UNITED NATIONS (AP) - The United Nations chief warned Tuesday that Sudan’s expulsion of 16 aid groups from Darfur has put the lives of more than 1 million people at risk and increased the potential for instability in the region.

In a report to the U.N. Security Council, Secretary-General Ban Ki-moon urged the Sudanese government to reconsider its decision to oust aid workers and to “re-establish an atmosphere of trust and mutual confidence with the humanitarian community.”

While joint efforts by the U.N. and Sudan “can address some of the most critical gaps in aid delivery in the coming weeks,” Ban said, “the cumulative effects over time of the removal of such a large amount of humanitarian capacity puts well over 1 million people at life-threatening risk.”

“The rainy season starting in May is likely to make the situation significantly worse,” Ban warned.

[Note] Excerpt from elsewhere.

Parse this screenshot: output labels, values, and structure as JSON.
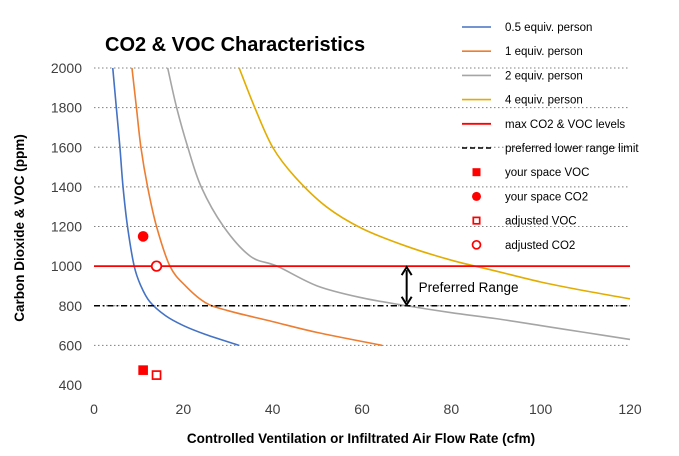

Sudanese President Omar al-Bashir expelled 13 international aid groups and three local ones after the International Criminal Court issued an arrest warrant for him in March on charges of war crimes and crimes against humanity in Darfur. Al-Bashir refused to cooperate with the Netherlands-based court and accused the aid groups of spying for the tribunal _ charges they denied.

The U.N. said the expulsion order affected 7,610 of the roughly 14,000 humanitarian workers for 85 organizations that were working in Darfur.

“The decision to expel the NGOs has put innocent civilians at risk and increased the potential for instability in the region,” Ban said.

He said he was “extremely concerned” at the impact on the work of the joint U.N.-African Union peacekeeping force that is trying to protect civilians in Darfur, where ethnic African rebel groups have been fighting the Arab-dominated national government for more than six years.

“A significant disruption in the provision of humanitarian assistance will almost certainly lead to a serious heightening of tensions among internally displaced persons, particularly in the larger camps for the displaced,” Ban said. “These added tensions could increase the risk of violence in the camps and their environs.”

The war in Darfur began in early 2003 when rebel groups rose up against the government complaining of discrimination and neglect. U.N. officials say up to 300,000 people have died and 2.7 million have fled their homes.

As of March 31, about two-thirds of a planned 26,000-strong U.N.-AU peacekeeping force had deployed in Darfur.